I was nine years old, but I already considered myself quite the old Trek hand; my father, while never involved in fandom, was a TOS early adopter who fell for the show in its original run, and after spawning, proceeded to pass the contagion on by taking me to all the TOS movies and sitting me in front of TOS reruns as soon as I could be relied upon to sit still.
I had all the Mego TMP figures and the TMP Read Along Adventure book-and-tape set, and I have vivid recollections of discovering the reruns of TAS on Nickelodeon, because, my god, here was all this extra Star Trek that I never knew existed! Suffice it to say, I was pretty far gone, and the bow of TNG was a major event in my household; I have unusually sharp memories of getting the issue of People that had a pre-release multi-page spread on the show, and I marveled at the huge cast and the strange uniforms and the bizarre-looking Enterprise.
I immediately took to Data and Geordi, my old buddy from Reading Rainbow, and the late '80s was not a golden age for live-action genre series, so TNG fulfilled my weirdness quotient.
On the whole, though, my reaction to that first season was not enthusiastic. I watched it regularly (because I was hardly going to not watch Star Trek, that would have been ridiculous), but I hated Wesley, I thought most of the stories were dull, I hated Wesley, I missed the constant action of TOS, and I thought Picard was a prattling milquetoast. I don't know if this happened a lot in multigenerational fan families, but there were many debates-bordering-on-arguments between my father and I that year about the merits of the show, and now that I think about it, my father was probably at his wit's end having to tolerate his child's constantly and loudly repeated conviction that Kirk made Picard look like a wuss, but he never showed it.

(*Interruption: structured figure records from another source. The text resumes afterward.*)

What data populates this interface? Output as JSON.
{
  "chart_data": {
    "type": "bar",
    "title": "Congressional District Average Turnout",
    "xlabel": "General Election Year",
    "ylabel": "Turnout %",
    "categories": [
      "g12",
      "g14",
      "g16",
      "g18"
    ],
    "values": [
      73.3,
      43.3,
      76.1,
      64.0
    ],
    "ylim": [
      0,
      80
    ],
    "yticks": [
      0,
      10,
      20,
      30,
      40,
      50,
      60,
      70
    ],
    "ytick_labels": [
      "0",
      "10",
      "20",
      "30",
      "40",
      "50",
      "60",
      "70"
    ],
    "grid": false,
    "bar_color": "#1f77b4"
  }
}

Over the next year or so, of course, the series became much stronger, and I relaxed in all my stances. The stories became tighter and more involving, Jean-Luc slowly won me over with his gravity and his seriousness, and I realized that my attitude toward Wesley was colored by a certain amount of jealousy (because that dorky kid getting to fly the Enterprise while this dorky kid could only sit by and watch was a baffling cosmic injustice). I was greatly amused when I started getting involved in online TV fandom in the mid-'90s and discovered that much of Fandom Assembled had the same criticisms of the early days that I did.